Terapi non-bedah cukup banyak jenisnya seperti kortikosteroid dan penyinaran. Terapi non-bedah memerlukan jangka waktu yang lama untuk mendapatkan hasil yang maksimal sehingga perlu menjadi perhatian bagi pasien. Kombinasi kortikosteroid dengan psoralen-ultraviolet-A (PUVA) merupakan regimen terapi yang paling banyak digunakan.

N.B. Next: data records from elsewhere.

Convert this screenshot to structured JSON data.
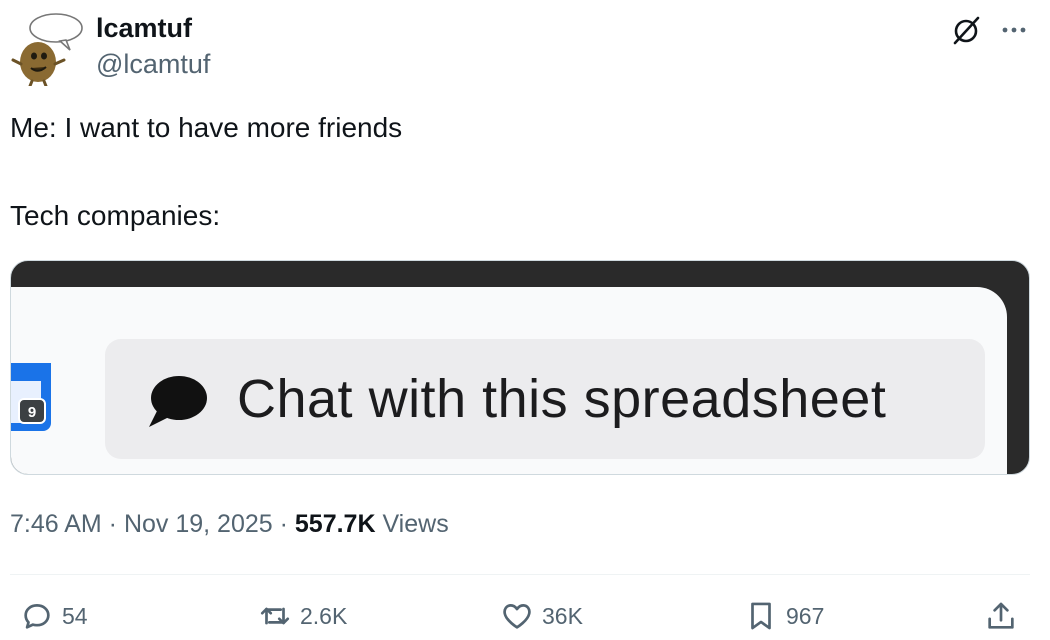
{
  "author": {
    "name": "lcamtuf",
    "handle": "@lcamtuf",
    "avatar_icon": "potato-creature-speech-bubble-avatar"
  },
  "header_icons": {
    "grok": "grok-icon",
    "more": "more-icon"
  },
  "body": {
    "line1": "Me: I want to have more friends",
    "line2": "Tech companies:"
  },
  "media": {
    "chat_label": "Chat with this spreadsheet",
    "sheet_badge": "9",
    "chat_icon": "speech-bubble-icon",
    "accent": "#1a73e8"
  },
  "meta": {
    "time": "7:46 AM",
    "separator1": " · ",
    "date": "Nov 19, 2025",
    "separator2": " · ",
    "views_count": "557.7K",
    "views_label": " Views"
  },
  "actions": {
    "replies": "54",
    "reposts": "2.6K",
    "likes": "36K",
    "bookmarks": "967"
  },
  "colors": {
    "text_primary": "#0f1419",
    "text_secondary": "#536471",
    "divider": "#eff3f4"
  }
}
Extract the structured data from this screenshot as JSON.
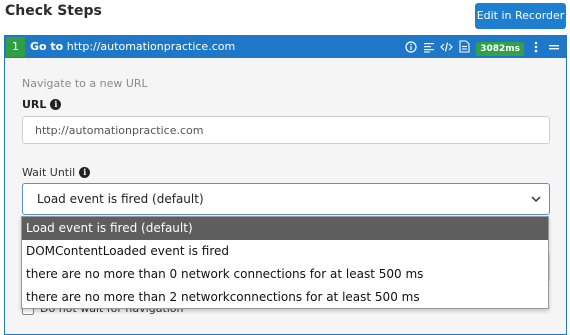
{
  "header": {
    "title": "Check Steps",
    "edit_button": "Edit in Recorder"
  },
  "step": {
    "number": "1",
    "verb": "Go to",
    "target": "http://automationpractice.com",
    "duration_badge": "3082ms",
    "icons": [
      "info-icon",
      "list-icon",
      "code-icon",
      "file-icon",
      "more-vertical-icon",
      "drag-handle-icon"
    ]
  },
  "form": {
    "hint": "Navigate to a new URL",
    "url_label": "URL",
    "url_value": "http://automationpractice.com",
    "wait_label": "Wait Until",
    "wait_selected": "Load event is fired (default)",
    "checkbox_label": "Do not wait for navigation"
  },
  "dropdown": {
    "options": [
      "Load event is fired (default)",
      "DOMContentLoaded event is fired",
      "there are no more than 0 network connections for at least 500 ms",
      "there are no more than 2 networkconnections for at least 500 ms"
    ],
    "selected_index": 0
  },
  "colors": {
    "accent": "#1f78c7",
    "step_number_bg": "#2f9e47",
    "badge_bg": "#33a04a",
    "selected_option_bg": "#5e5e5e"
  }
}
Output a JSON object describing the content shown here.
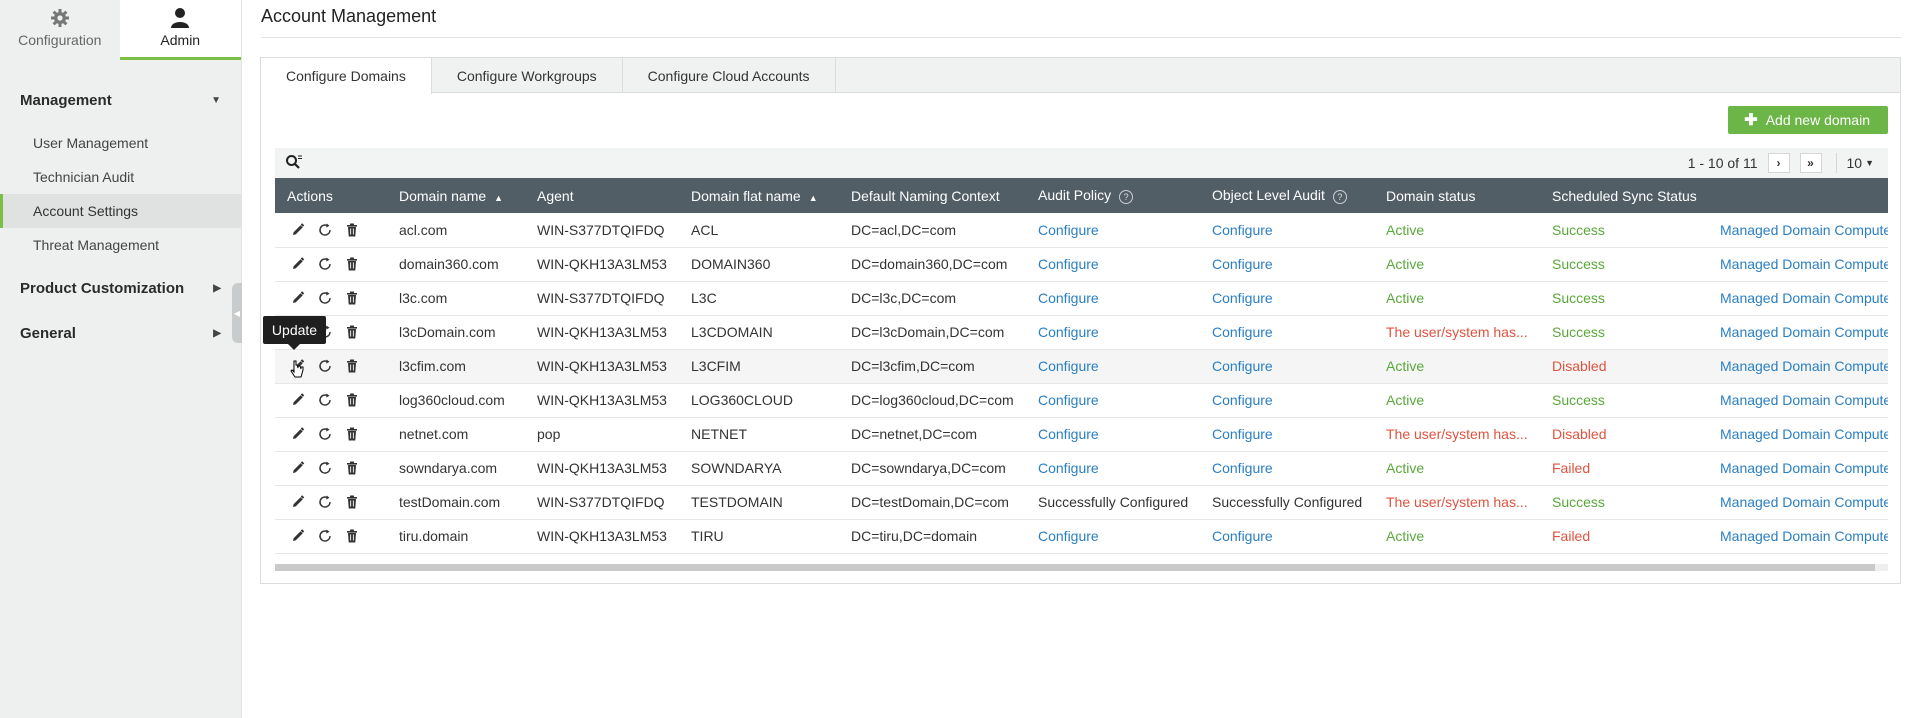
{
  "sidebar": {
    "top_tabs": [
      {
        "label": "Configuration",
        "icon": "gear-icon"
      },
      {
        "label": "Admin",
        "icon": "user-icon"
      }
    ],
    "sections": [
      {
        "label": "Management",
        "expanded": true,
        "items": [
          {
            "label": "User Management"
          },
          {
            "label": "Technician Audit"
          },
          {
            "label": "Account Settings",
            "active": true
          },
          {
            "label": "Threat Management"
          }
        ]
      },
      {
        "label": "Product Customization",
        "expanded": false
      },
      {
        "label": "General",
        "expanded": false
      }
    ]
  },
  "page": {
    "title": "Account Management",
    "tabs": [
      {
        "label": "Configure Domains",
        "active": true
      },
      {
        "label": "Configure Workgroups"
      },
      {
        "label": "Configure Cloud Accounts"
      }
    ],
    "add_button": "Add new domain",
    "pager": {
      "range": "1 - 10 of 11",
      "page_size": "10"
    },
    "tooltip": "Update"
  },
  "table": {
    "columns": [
      "Actions",
      "Domain name",
      "Agent",
      "Domain flat name",
      "Default Naming Context",
      "Audit Policy",
      "Object Level Audit",
      "Domain status",
      "Scheduled Sync Status",
      ""
    ],
    "rows": [
      {
        "domain": "acl.com",
        "agent": "WIN-S377DTQIFDQ",
        "flat": "ACL",
        "dnc": "DC=acl,DC=com",
        "audit": "Configure",
        "ola": "Configure",
        "status": "Active",
        "sync": "Success",
        "extra": "Managed Domain Computers"
      },
      {
        "domain": "domain360.com",
        "agent": "WIN-QKH13A3LM53",
        "flat": "DOMAIN360",
        "dnc": "DC=domain360,DC=com",
        "audit": "Configure",
        "ola": "Configure",
        "status": "Active",
        "sync": "Success",
        "extra": "Managed Domain Computers"
      },
      {
        "domain": "l3c.com",
        "agent": "WIN-S377DTQIFDQ",
        "flat": "L3C",
        "dnc": "DC=l3c,DC=com",
        "audit": "Configure",
        "ola": "Configure",
        "status": "Active",
        "sync": "Success",
        "extra": "Managed Domain Computers"
      },
      {
        "domain": "l3cDomain.com",
        "agent": "WIN-QKH13A3LM53",
        "flat": "L3CDOMAIN",
        "dnc": "DC=l3cDomain,DC=com",
        "audit": "Configure",
        "ola": "Configure",
        "status": "The user/system has...",
        "sync": "Success",
        "extra": "Managed Domain Computers"
      },
      {
        "domain": "l3cfim.com",
        "agent": "WIN-QKH13A3LM53",
        "flat": "L3CFIM",
        "dnc": "DC=l3cfim,DC=com",
        "audit": "Configure",
        "ola": "Configure",
        "status": "Active",
        "sync": "Disabled",
        "extra": "Managed Domain Computers"
      },
      {
        "domain": "log360cloud.com",
        "agent": "WIN-QKH13A3LM53",
        "flat": "LOG360CLOUD",
        "dnc": "DC=log360cloud,DC=com",
        "audit": "Configure",
        "ola": "Configure",
        "status": "Active",
        "sync": "Success",
        "extra": "Managed Domain Computers"
      },
      {
        "domain": "netnet.com",
        "agent": "pop",
        "flat": "NETNET",
        "dnc": "DC=netnet,DC=com",
        "audit": "Configure",
        "ola": "Configure",
        "status": "The user/system has...",
        "sync": "Disabled",
        "extra": "Managed Domain Computers"
      },
      {
        "domain": "sowndarya.com",
        "agent": "WIN-QKH13A3LM53",
        "flat": "SOWNDARYA",
        "dnc": "DC=sowndarya,DC=com",
        "audit": "Configure",
        "ola": "Configure",
        "status": "Active",
        "sync": "Failed",
        "extra": "Managed Domain Computers"
      },
      {
        "domain": "testDomain.com",
        "agent": "WIN-S377DTQIFDQ",
        "flat": "TESTDOMAIN",
        "dnc": "DC=testDomain,DC=com",
        "audit": "Successfully Configured",
        "ola": "Successfully Configured",
        "status": "The user/system has...",
        "sync": "Success",
        "extra": "Managed Domain Computers"
      },
      {
        "domain": "tiru.domain",
        "agent": "WIN-QKH13A3LM53",
        "flat": "TIRU",
        "dnc": "DC=tiru,DC=domain",
        "audit": "Configure",
        "ola": "Configure",
        "status": "Active",
        "sync": "Failed",
        "extra": "Managed Domain Computers"
      }
    ]
  },
  "colors": {
    "accent": "#7bbf44",
    "header": "#525e66",
    "link": "#2a7fc4",
    "ok": "#5aa83a",
    "error": "#e0533f"
  }
}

Efek samping yang timbul dari kortikosteroid adalah atrofi kulit, teleangiektasis, hipertrikosis, dan erupsi akneiformis. Adanya efek samping itulah yang menyebabkan kortikosteroid terbatas penggunaannya. Beberapa alternatif pengganti kortikosteroid seperti siklosporin, siklofosfamid, fluorourasil, levamisol, dan isoprinosin pernah dicoba namun keamanan dan keberhasilannya masih tak sesuai harapan.

Ultraviolet

Ide menggunakan terapi penyinaran sebagai salah satu terapi vitiligo muncul ketika pada kenyataannya, didapatkan repigmentasi spontan di daerah perifolikular dan pinggir dari lesi kulit vitiligo setelah terpajan sinar matahari selama musim panas. Sebagai pengganti psoralen, ultraviolet A(UVA) juga dapat digunakan bersama dengan fenilalanin (phenylalanine-UVA/PAUVA) atau khellin (khellin-UV-A/KUVA).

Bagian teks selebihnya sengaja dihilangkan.